Last summer, the New York State Supreme Court ordered the NYPD to conduct an environmental assessment of the impacts of the barricades. The new lawsuit challenges the adequacy of this NYPD assessment and calls for the preparation of an environmental impact statement. A hearing has been scheduled on Friday, June 18 at 9:30 a.m. before Justice Walter B. Tolub in the New York State Supreme Court.
The lawsuit asserts that the NYPD violated environmental laws because it did not take a “hard look” at various impacts of its actions, including major negative impacts on traffic, health care and the socioeconomic character of the community.
Emergency Health Care: The NYPD said it studied the impact on access to emergency care at NYU Downtown Hospital, just south of the closed off area, but it never consulted with the doctor in charge of the Emergency Department and Emergency Medical Services. That doctor would have told the NYPD that the barriers may cause life-threatening delays;
Socioeconomic Impacts: The NYPD claimed that it reviewed socioeconomic impacts, but it failed to consider the impacts on Chinatown, whose economy has been especially hard hit since September 11. Numerous factories and small businesses have closed, particularly those on Mott Street near the traffic jams at Chatham Square (where Park Row, Worth Street, Mott Street and the Bowery converge);
Increased Traffic: The barriers close off a Brooklyn Bridge exit ramp that feeds into Park Row, which during peak times was used by 500 to 700 vehicles an hour. There is no accounting for the hundreds of vehicles that have now been diverted onto other roads;
Travel Delays: Traffic congestion was “studied” by looking only at a few intersections, ignoring delays over the length of the streets that carry the traffic diverted from Park Row. Streets like St. James Place now have 30 more buses an hour, many of them double articulated buses;
Parking: The EAS concluded that there was no negative impact on parking only by ignoring the loss of a 400-car municipal garage, locked within the security zone, and turning a blind eye to the routine parking by police officers on the narrow streets of Chinatown;
Pedestrians: No impact on pedestrians was found, on the false assumption that pedestrians did not leave the secured area and cross the congested streets.

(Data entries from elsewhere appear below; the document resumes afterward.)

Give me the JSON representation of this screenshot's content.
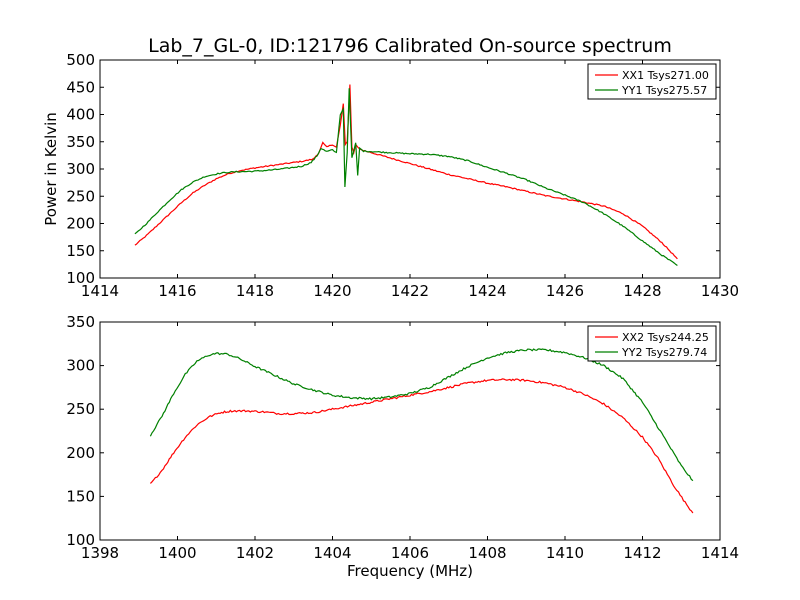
{
  "figure": {
    "title": "Lab_7_GL-0, ID:121796 Calibrated On-source spectrum",
    "xlabel": "Frequency (MHz)"
  },
  "chart_data": [
    {
      "type": "line",
      "ylabel": "Power in Kelvin",
      "xlabel": "",
      "xlim": [
        1414,
        1430
      ],
      "ylim": [
        100,
        500
      ],
      "xticks": [
        1414,
        1416,
        1418,
        1420,
        1422,
        1424,
        1426,
        1428,
        1430
      ],
      "yticks": [
        100,
        150,
        200,
        250,
        300,
        350,
        400,
        450,
        500
      ],
      "grid": false,
      "legend_position": "top-right",
      "series": [
        {
          "name": "XX1 Tsys271.00",
          "color": "#ff0000",
          "points": [
            [
              1414.9,
              160
            ],
            [
              1415.2,
              178
            ],
            [
              1415.5,
              198
            ],
            [
              1415.8,
              218
            ],
            [
              1416.1,
              238
            ],
            [
              1416.4,
              256
            ],
            [
              1416.7,
              270
            ],
            [
              1417.0,
              282
            ],
            [
              1417.3,
              291
            ],
            [
              1417.6,
              297
            ],
            [
              1418.0,
              302
            ],
            [
              1418.4,
              306
            ],
            [
              1418.8,
              310
            ],
            [
              1419.2,
              314
            ],
            [
              1419.5,
              318
            ],
            [
              1419.65,
              330
            ],
            [
              1419.75,
              348
            ],
            [
              1419.85,
              340
            ],
            [
              1420.0,
              345
            ],
            [
              1420.1,
              340
            ],
            [
              1420.2,
              380
            ],
            [
              1420.28,
              420
            ],
            [
              1420.33,
              345
            ],
            [
              1420.38,
              350
            ],
            [
              1420.45,
              455
            ],
            [
              1420.5,
              340
            ],
            [
              1420.55,
              330
            ],
            [
              1420.6,
              345
            ],
            [
              1420.65,
              340
            ],
            [
              1420.75,
              335
            ],
            [
              1421.0,
              330
            ],
            [
              1421.5,
              320
            ],
            [
              1422.0,
              310
            ],
            [
              1422.5,
              300
            ],
            [
              1423.0,
              290
            ],
            [
              1423.5,
              282
            ],
            [
              1424.0,
              274
            ],
            [
              1424.5,
              267
            ],
            [
              1425.0,
              259
            ],
            [
              1425.5,
              251
            ],
            [
              1426.0,
              245
            ],
            [
              1426.5,
              239
            ],
            [
              1427.0,
              232
            ],
            [
              1427.5,
              218
            ],
            [
              1428.0,
              195
            ],
            [
              1428.5,
              165
            ],
            [
              1428.9,
              135
            ]
          ]
        },
        {
          "name": "YY1 Tsys275.57",
          "color": "#008000",
          "points": [
            [
              1414.9,
              180
            ],
            [
              1415.2,
              200
            ],
            [
              1415.5,
              222
            ],
            [
              1415.8,
              243
            ],
            [
              1416.1,
              262
            ],
            [
              1416.4,
              276
            ],
            [
              1416.7,
              286
            ],
            [
              1417.0,
              291
            ],
            [
              1417.3,
              294
            ],
            [
              1417.6,
              295
            ],
            [
              1418.0,
              296
            ],
            [
              1418.4,
              298
            ],
            [
              1418.8,
              301
            ],
            [
              1419.2,
              305
            ],
            [
              1419.45,
              312
            ],
            [
              1419.6,
              324
            ],
            [
              1419.7,
              338
            ],
            [
              1419.85,
              332
            ],
            [
              1420.0,
              335
            ],
            [
              1420.1,
              330
            ],
            [
              1420.2,
              400
            ],
            [
              1420.28,
              410
            ],
            [
              1420.32,
              268
            ],
            [
              1420.38,
              330
            ],
            [
              1420.43,
              448
            ],
            [
              1420.5,
              320
            ],
            [
              1420.6,
              348
            ],
            [
              1420.65,
              288
            ],
            [
              1420.7,
              338
            ],
            [
              1420.8,
              333
            ],
            [
              1421.0,
              332
            ],
            [
              1421.5,
              330
            ],
            [
              1422.0,
              328
            ],
            [
              1422.5,
              327
            ],
            [
              1423.0,
              323
            ],
            [
              1423.5,
              315
            ],
            [
              1424.0,
              303
            ],
            [
              1424.5,
              292
            ],
            [
              1425.0,
              280
            ],
            [
              1425.5,
              265
            ],
            [
              1426.0,
              252
            ],
            [
              1426.5,
              238
            ],
            [
              1427.0,
              218
            ],
            [
              1427.5,
              195
            ],
            [
              1428.0,
              168
            ],
            [
              1428.5,
              142
            ],
            [
              1428.9,
              123
            ]
          ]
        }
      ]
    },
    {
      "type": "line",
      "ylabel": "",
      "xlabel": "Frequency (MHz)",
      "xlim": [
        1398,
        1414
      ],
      "ylim": [
        100,
        350
      ],
      "xticks": [
        1398,
        1400,
        1402,
        1404,
        1406,
        1408,
        1410,
        1412,
        1414
      ],
      "yticks": [
        100,
        150,
        200,
        250,
        300,
        350
      ],
      "grid": false,
      "legend_position": "top-right",
      "series": [
        {
          "name": "XX2 Tsys244.25",
          "color": "#ff0000",
          "points": [
            [
              1399.3,
              164
            ],
            [
              1399.6,
              180
            ],
            [
              1399.9,
              200
            ],
            [
              1400.2,
              218
            ],
            [
              1400.5,
              232
            ],
            [
              1400.8,
              241
            ],
            [
              1401.1,
              246
            ],
            [
              1401.4,
              248
            ],
            [
              1401.8,
              248
            ],
            [
              1402.2,
              247
            ],
            [
              1402.6,
              245
            ],
            [
              1403.0,
              245
            ],
            [
              1403.5,
              246
            ],
            [
              1404.0,
              250
            ],
            [
              1404.5,
              254
            ],
            [
              1405.0,
              258
            ],
            [
              1405.5,
              262
            ],
            [
              1406.0,
              266
            ],
            [
              1406.5,
              270
            ],
            [
              1407.0,
              275
            ],
            [
              1407.5,
              280
            ],
            [
              1408.0,
              283
            ],
            [
              1408.5,
              284
            ],
            [
              1409.0,
              283
            ],
            [
              1409.5,
              280
            ],
            [
              1410.0,
              275
            ],
            [
              1410.5,
              267
            ],
            [
              1411.0,
              256
            ],
            [
              1411.5,
              240
            ],
            [
              1412.0,
              218
            ],
            [
              1412.4,
              194
            ],
            [
              1412.8,
              163
            ],
            [
              1413.1,
              143
            ],
            [
              1413.3,
              131
            ]
          ]
        },
        {
          "name": "YY2 Tsys279.74",
          "color": "#008000",
          "points": [
            [
              1399.3,
              220
            ],
            [
              1399.6,
              242
            ],
            [
              1399.9,
              268
            ],
            [
              1400.2,
              290
            ],
            [
              1400.5,
              305
            ],
            [
              1400.8,
              312
            ],
            [
              1401.0,
              314
            ],
            [
              1401.3,
              313
            ],
            [
              1401.6,
              308
            ],
            [
              1402.0,
              299
            ],
            [
              1402.5,
              289
            ],
            [
              1403.0,
              279
            ],
            [
              1403.5,
              272
            ],
            [
              1404.0,
              266
            ],
            [
              1404.5,
              263
            ],
            [
              1405.0,
              262
            ],
            [
              1405.5,
              264
            ],
            [
              1406.0,
              268
            ],
            [
              1406.5,
              275
            ],
            [
              1407.0,
              287
            ],
            [
              1407.5,
              299
            ],
            [
              1408.0,
              309
            ],
            [
              1408.5,
              315
            ],
            [
              1409.0,
              318
            ],
            [
              1409.5,
              318
            ],
            [
              1410.0,
              315
            ],
            [
              1410.5,
              309
            ],
            [
              1411.0,
              300
            ],
            [
              1411.5,
              285
            ],
            [
              1412.0,
              258
            ],
            [
              1412.5,
              222
            ],
            [
              1413.0,
              185
            ],
            [
              1413.3,
              168
            ]
          ]
        }
      ]
    }
  ]
}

The Chinatown community has asked the Court to lift the police barriers and let traffic proceed unimpeded through the area until a full and proper environmental assessment has been conducted.
AALDEF Executive Director Margaret Fung said: Chinatown was devastated in the aftermath of 9/11. While other neighborhoods in Lower Manhattan are rebuilding, Chinatown is still closed off and its economy continues to decline. This lawsuit to open the barricades is critical to the survival of Chinatown as a vital neighborhood where people live and work.
Ken Kimerling, AALDEF Legal Director and counsel for petitioners, said: The NYPD purposely closed its eyes and ears to the real problems caused by their street barriers and street closings. It has totally ignored the impacts on Chinatown and the surrounding communities. The NYPD took a no-look approach rather than the hard look required by law.
Aldo Baldini of Dewey Ballantine LLP is pro bono co-counsel in this case. Supporting affidavits in the suit were filed by Brian Ketcham Engineering, PC, which analyzed traffic impacts; Dr. David Goldschmitt, Director of the Emergency Department and Emergency Medical Services of NYU Downtown Hospital; Chinatown residents Danny Chen and Jeanie Chin; Southbridge Towers resident John Ost, and Chinatown business owner Jan F. Lee.